Over at China Dialogue, where -- coolest of cool things -- your comments will be posted in both English and Chinese, Sam Geall, smartly asks the question that's been nagging all of us Live Earth cynics (i.e., those of us who don't live in one of those cities where the concerts are): What's the point? I mean, is staging seven hugely consumptive rock concerts on seven continents, complete with stars too big-name to fly on regularly scheduled Virgin Airways flights, and instead waft in on private jets? Think of the lights, the (bottled) water, the meals, the staff, the trucking in of equipment, staging, massage therapists, duct tape, swag, promotional t-shirts (made in China)! Live Earth isn't raising money for a cause; it's not a shining example of a new, carb0n-lean model of production aesthetics (although its producers do promise a "sustainable" show -- whatever that means). It's just a bunch of rock concerts staged to get attention. Leaving aside attention-getters like the world's weird weather, the melting of Greenland ice sheets and drowning polar bears, can a rock concert really be that green?

 Here's how Geall gripes about it:

[C]an you really raise awareness with a lavish global event that is itself a massive act of consumption, and when all the people who are leading it have a personal carbon footprint many times that of the average citizen, let alone the poorest?

According to an estimate commissioned by the BBC, Madonna emits more carbon each year than 100 average Britons – or more than 300 average Chinese.

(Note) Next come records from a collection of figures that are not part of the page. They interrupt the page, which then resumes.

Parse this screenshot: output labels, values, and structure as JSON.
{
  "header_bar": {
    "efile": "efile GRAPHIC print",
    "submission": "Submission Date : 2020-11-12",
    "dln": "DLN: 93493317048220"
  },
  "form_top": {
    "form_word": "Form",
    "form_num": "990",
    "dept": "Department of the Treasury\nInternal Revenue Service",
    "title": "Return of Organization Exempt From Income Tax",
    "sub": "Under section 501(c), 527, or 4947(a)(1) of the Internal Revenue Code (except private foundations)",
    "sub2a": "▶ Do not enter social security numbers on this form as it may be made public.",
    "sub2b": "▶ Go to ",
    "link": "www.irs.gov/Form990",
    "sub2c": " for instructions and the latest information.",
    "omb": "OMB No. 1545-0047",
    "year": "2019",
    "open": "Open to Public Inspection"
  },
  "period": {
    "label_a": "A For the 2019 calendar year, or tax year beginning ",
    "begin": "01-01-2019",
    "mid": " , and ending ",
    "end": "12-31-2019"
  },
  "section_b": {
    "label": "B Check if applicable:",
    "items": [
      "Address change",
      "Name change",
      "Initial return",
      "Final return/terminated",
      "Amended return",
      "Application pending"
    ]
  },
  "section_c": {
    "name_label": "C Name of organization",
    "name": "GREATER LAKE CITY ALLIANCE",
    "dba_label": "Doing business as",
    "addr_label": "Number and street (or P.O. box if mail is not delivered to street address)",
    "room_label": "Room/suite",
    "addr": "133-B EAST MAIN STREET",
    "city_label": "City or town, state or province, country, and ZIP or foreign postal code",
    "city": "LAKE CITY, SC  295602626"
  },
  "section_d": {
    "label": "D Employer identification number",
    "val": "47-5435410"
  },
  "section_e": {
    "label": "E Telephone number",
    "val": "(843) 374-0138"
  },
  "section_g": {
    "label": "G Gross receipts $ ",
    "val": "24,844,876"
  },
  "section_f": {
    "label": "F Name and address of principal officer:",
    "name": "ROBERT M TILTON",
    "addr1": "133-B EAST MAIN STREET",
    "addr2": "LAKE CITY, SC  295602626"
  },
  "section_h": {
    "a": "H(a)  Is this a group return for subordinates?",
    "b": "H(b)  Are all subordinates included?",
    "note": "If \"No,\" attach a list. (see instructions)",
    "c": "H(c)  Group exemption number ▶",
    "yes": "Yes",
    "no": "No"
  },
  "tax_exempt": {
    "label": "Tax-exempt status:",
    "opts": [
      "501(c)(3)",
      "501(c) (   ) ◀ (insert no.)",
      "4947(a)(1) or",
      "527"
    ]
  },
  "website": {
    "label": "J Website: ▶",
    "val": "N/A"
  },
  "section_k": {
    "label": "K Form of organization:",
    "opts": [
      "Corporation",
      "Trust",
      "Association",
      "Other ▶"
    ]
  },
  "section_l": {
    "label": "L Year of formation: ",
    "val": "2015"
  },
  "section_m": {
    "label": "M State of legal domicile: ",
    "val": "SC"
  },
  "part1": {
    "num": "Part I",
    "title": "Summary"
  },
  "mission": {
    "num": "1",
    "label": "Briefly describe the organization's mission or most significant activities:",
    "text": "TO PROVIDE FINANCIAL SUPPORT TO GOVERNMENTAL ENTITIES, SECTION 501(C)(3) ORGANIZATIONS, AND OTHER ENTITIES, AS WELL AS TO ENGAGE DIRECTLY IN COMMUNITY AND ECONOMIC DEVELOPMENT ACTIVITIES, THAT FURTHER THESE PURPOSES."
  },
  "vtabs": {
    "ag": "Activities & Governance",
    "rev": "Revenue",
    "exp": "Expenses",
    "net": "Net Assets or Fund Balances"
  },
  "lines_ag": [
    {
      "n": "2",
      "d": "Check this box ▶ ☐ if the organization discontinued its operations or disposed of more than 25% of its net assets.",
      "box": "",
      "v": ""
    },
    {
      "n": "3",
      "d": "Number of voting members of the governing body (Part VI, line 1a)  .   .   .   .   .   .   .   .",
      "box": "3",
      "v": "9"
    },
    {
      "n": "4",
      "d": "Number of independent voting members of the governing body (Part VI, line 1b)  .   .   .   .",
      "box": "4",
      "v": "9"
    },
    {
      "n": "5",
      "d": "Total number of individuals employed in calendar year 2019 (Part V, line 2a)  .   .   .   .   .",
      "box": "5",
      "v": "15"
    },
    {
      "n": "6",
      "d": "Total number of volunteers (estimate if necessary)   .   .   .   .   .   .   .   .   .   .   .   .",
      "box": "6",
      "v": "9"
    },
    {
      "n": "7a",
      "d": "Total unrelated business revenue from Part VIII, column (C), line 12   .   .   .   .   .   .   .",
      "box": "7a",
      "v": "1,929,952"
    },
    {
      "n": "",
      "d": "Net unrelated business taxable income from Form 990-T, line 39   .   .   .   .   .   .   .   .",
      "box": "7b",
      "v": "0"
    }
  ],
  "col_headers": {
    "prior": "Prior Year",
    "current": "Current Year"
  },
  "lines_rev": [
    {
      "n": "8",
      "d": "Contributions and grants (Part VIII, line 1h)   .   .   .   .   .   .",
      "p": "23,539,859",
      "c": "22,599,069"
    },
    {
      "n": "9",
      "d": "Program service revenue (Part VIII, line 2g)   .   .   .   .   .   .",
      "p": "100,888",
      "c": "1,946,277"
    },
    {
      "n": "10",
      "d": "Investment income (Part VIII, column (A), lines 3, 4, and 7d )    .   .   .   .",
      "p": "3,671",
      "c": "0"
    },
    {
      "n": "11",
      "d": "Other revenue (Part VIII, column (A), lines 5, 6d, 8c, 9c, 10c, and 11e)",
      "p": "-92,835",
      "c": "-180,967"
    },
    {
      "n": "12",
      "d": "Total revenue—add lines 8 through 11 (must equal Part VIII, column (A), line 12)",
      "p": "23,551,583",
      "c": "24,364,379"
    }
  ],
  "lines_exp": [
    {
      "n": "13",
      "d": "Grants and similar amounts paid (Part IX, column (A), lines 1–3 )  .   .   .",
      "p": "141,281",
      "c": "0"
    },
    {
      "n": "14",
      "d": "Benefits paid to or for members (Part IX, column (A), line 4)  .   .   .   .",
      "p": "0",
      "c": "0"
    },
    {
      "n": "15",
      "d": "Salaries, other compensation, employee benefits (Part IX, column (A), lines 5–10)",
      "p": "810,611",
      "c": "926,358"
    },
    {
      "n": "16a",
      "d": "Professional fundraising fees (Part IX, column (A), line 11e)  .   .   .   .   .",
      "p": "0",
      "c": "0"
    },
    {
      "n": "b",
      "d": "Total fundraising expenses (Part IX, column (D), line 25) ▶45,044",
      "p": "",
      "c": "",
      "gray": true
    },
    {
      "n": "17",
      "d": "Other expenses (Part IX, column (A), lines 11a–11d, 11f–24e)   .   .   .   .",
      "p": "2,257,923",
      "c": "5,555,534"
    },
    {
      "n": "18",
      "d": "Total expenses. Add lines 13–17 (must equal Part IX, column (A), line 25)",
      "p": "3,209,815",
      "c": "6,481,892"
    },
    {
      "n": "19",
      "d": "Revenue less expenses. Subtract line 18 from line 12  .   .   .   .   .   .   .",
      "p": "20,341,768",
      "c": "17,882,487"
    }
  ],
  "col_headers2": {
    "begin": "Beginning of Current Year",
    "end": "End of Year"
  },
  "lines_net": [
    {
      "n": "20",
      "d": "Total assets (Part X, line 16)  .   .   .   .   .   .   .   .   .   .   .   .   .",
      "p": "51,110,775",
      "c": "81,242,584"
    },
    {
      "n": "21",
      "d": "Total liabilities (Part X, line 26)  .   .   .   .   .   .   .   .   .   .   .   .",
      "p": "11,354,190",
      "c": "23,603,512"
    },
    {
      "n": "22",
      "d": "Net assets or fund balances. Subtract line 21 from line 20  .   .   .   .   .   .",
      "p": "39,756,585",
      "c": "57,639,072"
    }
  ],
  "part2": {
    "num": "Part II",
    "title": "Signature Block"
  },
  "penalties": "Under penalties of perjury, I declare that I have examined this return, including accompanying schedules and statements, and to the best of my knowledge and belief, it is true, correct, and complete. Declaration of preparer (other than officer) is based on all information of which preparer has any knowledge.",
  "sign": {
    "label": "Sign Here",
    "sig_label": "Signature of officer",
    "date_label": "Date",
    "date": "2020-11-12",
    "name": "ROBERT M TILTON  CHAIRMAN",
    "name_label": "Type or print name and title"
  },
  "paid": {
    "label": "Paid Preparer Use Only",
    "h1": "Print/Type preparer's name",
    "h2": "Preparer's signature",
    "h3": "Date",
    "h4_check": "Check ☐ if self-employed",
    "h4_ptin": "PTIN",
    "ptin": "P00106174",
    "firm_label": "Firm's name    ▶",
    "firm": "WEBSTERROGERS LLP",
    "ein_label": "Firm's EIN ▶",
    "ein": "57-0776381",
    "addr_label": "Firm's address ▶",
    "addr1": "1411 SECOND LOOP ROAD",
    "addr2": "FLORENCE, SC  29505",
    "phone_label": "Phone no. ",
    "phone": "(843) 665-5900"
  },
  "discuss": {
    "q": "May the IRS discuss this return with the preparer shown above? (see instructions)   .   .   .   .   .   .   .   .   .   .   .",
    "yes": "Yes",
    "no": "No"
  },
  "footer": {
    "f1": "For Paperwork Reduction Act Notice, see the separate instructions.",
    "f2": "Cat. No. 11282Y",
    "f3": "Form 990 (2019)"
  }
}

Add to that what the rock-stars’ fans emit travelling around to follow their idols (a US blogger picked up on one dedicated follower of antipodean soft-rockers Crowded House, who announced, without irony, that he is “travelling all the way around the world from Scotland to Sydney to see Crowded House.”)


It's worth reading the whole piece, including the little nugget about Alive Earth, the counter-concert to be held exclusively online (all those computers, though, running on coal . . . there's no way to win). It's especially worth reading so you can write a comment that will be shared with all those readers in China. To me, that's even better than watching Madonna (love her though I do), rock against carbon.

(More about that bottled water -- the greatest hoax ever perpetrated on the American people -- to come).